Fire those retro rockets

There are some things I wouldn't willingly listen to, like atonal music and by extension most pop music. Oldies are included in that list and I've only ever wanted to listen to that stuff due to purely academic reasons, like passing a contemporary music history course.

It's not that old music is strictly bad, but I am not a child of that era or, it seems, any era at all, so I feel this generational disconnect. Although digital recovery from analog sources has worked wonders, it's a strike against me for not being able to shake off the stigma that songs still sound old even if they are light years better than before.

It is probably also a strike against me for using anime as an excuse a gateway into the past. Well, whatever works. I know of several people who would never in their right mind listen to big band jazz, but for whom the jazz soundtrack contributed to Cowboy Bebop's appeal.

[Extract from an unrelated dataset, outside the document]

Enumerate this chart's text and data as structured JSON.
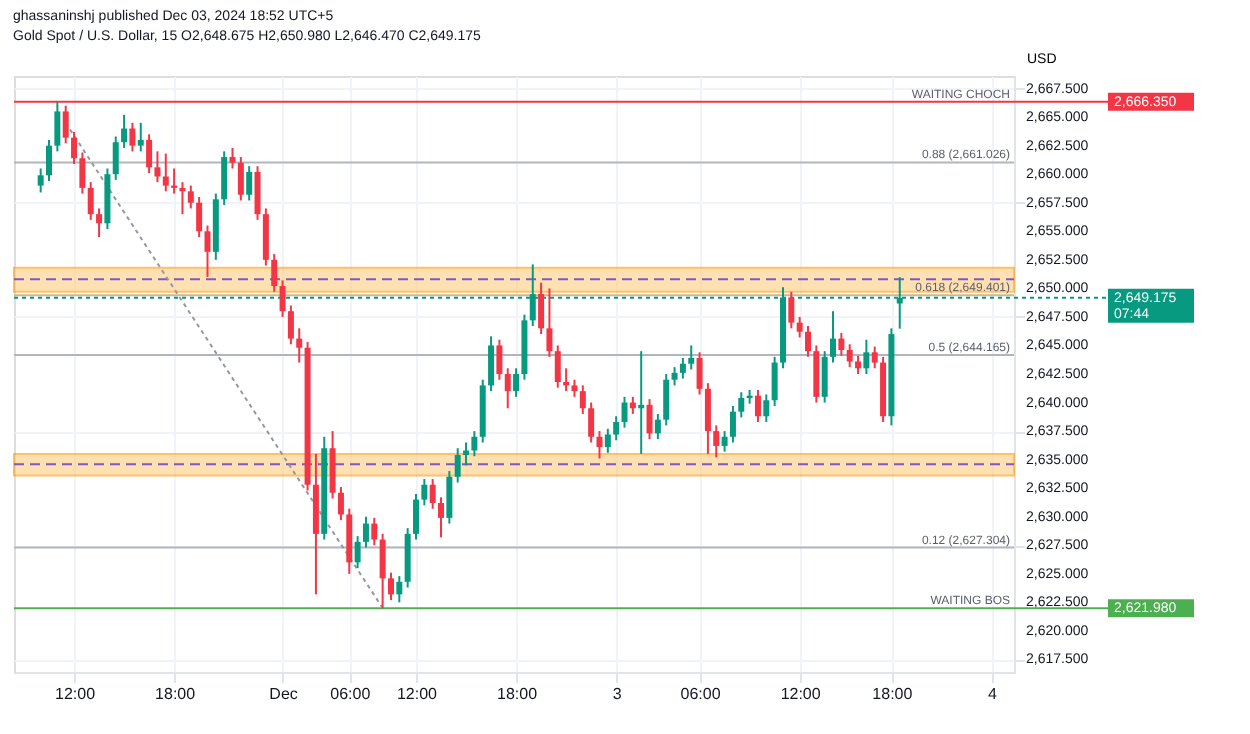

So far Doujin Work's ED is the only stand out feature amid a standard OP and mostly mindless content. Mai continues her fun retro schtick in Yumemiru Otome [320 kbps], hauling in a Dixieland band, walking bass, and backup vocals. Jazz clarinets defy classical conventions perhaps solely because they're not played in a classical fashion. Thin reeds, bright sound.

The rhythm section keeps things on a pretty even keel. Only the clapping falls on the back beat. There isn't much in the way of typical jazz syncopation other than in the instrumental breaks, and Mai's accents tend to fall on all of the beats. This is written like a march, something that most songs try to avoid if at all possible. But, as Yumemiru Otome proves, marches don't have to be dry and boring affairs. They can be, dare I say it, fun.

Nakashima Mika is listed on her profile as one of her favourite singers. That's hard to see, as the two seem only connected through the very large umbrella known as jazz. Within that sphere, their singing styles are polar opposites with Mai so far being much brighter and upbeat.

I'm still impressed that she is only 15. She carries a maturity and understanding usually possessed by singers at least 3 years her senior, although whenever I think this I should remember that Utada Hikaru and Tamaki Nami, among others, hit it big at 15. Miracles seem to happen more often than I'd like to think.